(Correction: Because of a reporting error, the name of U2 drummer Larry Mullen Jr. was misspelled in a Living/Arts review on Monday of the band's May 28 concert.)
The rock concert as church service metaphor is overused and rarely apt. How righteous -- as in morally sound, not totally rad -- are most rock stars? But it can't, and shouldn't, be avoided in the case of U2. By the time the Irish rockers deftly, systematically delivered an arena full of worshipers to a state of euphoria for the third time in less than a week, matters that transcend the simple pleasures of chords and choruses had come into play.
That's not to say that there weren't moments, plenty of them, where Bono's tireless humanitarian work and spiritual soul searching were kicked to the curb in the rush of a big, uncomplicated anthem. ''Vertigo," a set highlight that the band reprised at the close of Saturday's show, amounted to nothing more than a sea of pumping fists and beating hearts -- something we can feel, to paraphrase the song lyrics. But where the garden-variety rocker is happy to leave it at that, Bono (like all the great crusaders) expertly wove the visceral and the topical.
The last of the Irish quartet's trio of Boston dates varied only slightly from the previous two. The deep-catalog cuts ''An Cat Dubh" and ''Into the Heart," from U2's 1980 debut, ''Boy," were trotted out during the flashback segment. ''Who's Gonna Ride Your Wild Horses" replaced ''With or Without You" as the night's ethereal, soul-searching love song.

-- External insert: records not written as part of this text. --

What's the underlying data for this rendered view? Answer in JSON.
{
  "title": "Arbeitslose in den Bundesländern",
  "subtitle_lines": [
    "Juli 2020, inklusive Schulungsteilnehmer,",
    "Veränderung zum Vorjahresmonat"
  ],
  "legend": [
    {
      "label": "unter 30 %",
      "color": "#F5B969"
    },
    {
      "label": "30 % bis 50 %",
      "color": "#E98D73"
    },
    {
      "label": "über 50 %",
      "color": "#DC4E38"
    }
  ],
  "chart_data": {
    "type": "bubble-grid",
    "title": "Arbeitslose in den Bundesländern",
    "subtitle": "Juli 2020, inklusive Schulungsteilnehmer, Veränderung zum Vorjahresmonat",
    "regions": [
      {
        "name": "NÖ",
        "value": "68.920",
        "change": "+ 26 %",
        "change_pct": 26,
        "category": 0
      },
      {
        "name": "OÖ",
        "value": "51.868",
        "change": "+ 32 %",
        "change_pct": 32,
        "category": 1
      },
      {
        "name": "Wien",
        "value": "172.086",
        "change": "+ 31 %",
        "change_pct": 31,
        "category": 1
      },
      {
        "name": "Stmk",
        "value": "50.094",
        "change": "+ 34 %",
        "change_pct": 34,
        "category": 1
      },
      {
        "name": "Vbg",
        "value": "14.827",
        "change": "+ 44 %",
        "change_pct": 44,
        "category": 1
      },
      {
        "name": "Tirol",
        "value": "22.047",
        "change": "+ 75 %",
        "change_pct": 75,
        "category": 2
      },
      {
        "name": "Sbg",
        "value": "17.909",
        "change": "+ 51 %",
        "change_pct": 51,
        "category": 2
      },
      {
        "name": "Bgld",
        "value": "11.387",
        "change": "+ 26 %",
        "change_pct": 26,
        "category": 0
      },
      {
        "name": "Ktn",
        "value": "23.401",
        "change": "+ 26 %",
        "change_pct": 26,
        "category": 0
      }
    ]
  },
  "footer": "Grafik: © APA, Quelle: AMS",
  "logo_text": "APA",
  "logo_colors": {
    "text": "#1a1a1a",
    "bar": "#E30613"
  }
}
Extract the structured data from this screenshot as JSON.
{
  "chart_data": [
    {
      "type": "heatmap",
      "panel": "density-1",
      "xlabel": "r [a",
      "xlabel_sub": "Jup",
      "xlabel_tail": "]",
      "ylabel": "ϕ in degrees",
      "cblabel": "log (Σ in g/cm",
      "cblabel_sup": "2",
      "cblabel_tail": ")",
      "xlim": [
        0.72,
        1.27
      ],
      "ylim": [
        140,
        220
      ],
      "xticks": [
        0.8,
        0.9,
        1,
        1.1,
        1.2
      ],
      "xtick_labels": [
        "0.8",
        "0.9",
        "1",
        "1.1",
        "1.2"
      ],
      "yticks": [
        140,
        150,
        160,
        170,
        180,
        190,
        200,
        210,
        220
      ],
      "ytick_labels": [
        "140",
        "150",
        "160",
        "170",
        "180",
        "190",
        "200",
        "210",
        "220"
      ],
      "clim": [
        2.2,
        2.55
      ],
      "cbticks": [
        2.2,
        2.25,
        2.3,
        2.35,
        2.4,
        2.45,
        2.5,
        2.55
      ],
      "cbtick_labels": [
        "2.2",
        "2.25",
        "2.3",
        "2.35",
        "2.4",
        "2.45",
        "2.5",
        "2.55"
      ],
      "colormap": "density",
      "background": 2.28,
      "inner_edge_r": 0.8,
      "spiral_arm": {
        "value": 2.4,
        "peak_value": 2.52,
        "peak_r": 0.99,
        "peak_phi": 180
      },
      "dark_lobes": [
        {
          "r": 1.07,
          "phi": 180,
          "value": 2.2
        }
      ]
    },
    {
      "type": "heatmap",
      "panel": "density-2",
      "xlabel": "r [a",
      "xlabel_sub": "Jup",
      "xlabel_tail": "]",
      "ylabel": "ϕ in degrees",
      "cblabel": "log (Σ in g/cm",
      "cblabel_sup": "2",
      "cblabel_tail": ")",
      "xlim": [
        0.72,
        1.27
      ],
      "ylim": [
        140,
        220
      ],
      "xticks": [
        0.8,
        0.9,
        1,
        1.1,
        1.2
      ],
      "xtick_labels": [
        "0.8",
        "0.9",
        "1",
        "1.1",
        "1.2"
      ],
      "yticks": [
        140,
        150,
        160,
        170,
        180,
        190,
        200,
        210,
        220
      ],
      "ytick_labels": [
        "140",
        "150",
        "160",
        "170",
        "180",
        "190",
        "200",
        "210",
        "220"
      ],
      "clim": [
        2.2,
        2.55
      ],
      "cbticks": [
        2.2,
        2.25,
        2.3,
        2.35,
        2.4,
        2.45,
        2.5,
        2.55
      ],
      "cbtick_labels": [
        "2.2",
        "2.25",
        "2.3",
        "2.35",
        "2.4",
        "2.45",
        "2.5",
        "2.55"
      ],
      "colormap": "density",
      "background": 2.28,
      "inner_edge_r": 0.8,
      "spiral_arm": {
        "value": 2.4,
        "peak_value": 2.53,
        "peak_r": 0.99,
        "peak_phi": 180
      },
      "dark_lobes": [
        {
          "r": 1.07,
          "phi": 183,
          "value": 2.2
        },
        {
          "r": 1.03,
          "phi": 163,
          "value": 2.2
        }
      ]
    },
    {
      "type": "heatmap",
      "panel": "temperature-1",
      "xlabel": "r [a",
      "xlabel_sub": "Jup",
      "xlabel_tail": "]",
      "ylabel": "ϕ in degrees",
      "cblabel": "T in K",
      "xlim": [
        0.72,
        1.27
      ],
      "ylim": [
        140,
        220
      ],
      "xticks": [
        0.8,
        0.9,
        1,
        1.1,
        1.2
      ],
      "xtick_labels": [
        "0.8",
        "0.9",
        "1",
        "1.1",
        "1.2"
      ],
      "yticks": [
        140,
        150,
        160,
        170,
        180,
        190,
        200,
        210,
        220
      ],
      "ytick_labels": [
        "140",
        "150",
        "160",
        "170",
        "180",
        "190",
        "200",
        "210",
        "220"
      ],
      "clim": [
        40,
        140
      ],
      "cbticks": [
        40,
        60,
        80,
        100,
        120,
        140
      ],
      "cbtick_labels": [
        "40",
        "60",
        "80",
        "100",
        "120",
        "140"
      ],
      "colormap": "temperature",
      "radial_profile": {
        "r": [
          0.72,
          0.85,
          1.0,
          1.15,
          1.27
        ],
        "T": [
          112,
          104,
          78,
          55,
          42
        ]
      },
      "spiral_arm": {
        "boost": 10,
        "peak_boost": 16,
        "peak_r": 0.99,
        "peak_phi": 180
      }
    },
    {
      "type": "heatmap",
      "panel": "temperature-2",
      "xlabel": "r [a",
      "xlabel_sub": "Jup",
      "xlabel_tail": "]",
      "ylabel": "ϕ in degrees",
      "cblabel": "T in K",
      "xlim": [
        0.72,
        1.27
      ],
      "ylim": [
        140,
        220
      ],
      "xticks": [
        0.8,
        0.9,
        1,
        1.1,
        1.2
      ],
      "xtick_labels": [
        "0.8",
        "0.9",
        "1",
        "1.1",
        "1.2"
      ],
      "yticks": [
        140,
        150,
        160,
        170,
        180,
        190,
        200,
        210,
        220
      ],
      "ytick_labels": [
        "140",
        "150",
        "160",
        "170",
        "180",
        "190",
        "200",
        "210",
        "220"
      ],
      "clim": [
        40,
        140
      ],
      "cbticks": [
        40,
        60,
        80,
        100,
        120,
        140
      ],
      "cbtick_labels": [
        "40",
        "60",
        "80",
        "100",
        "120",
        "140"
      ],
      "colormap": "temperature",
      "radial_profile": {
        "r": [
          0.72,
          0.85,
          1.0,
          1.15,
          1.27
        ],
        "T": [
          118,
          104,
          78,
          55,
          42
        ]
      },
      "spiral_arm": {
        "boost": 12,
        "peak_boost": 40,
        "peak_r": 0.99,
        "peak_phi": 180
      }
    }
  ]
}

A blistering ''New Year's Day" fleshed out U2's protopolitical mini-set that included ''Sunday Bloody Sunday" and ''Bullet the Blue Sky." And while, generally speaking, we award big points for spontaneity and veering off script, at this moment in time it's U2's constancy -- the sense of purpose and conscience that once again defines its music -- that matters most.
Just how effortlessly Bono inhabits the roles of preening icon and conscience of a generation is mind-boggling. One minute the Nobel Peace Prize nominee was beseeching President Bush and British prime minister Tony Blair to end poverty as the band launched into the galvanizing sing-along ''One," and the next he was wrapped in a feather boa and wearing a rakishly skewed captain's hat as ''The Fly." Granted, that Zoo TV-era alter ego was an ironic guise, but crawling on the gargantuan circular catwalk while fans frantically snapped cellphone pictures was pure pop-star pose.
Of course, each feeds off of, and deepens, the other. When at the end of the two-hour show Bono offered ''all praises to our Heavenly Father and Larry Mullins," he wasn't kidding. Faith in God and his band -- and the possibility of making the world a better place -- has given Bono his unique credentials, expertly deployed in political arenas and hockey arenas.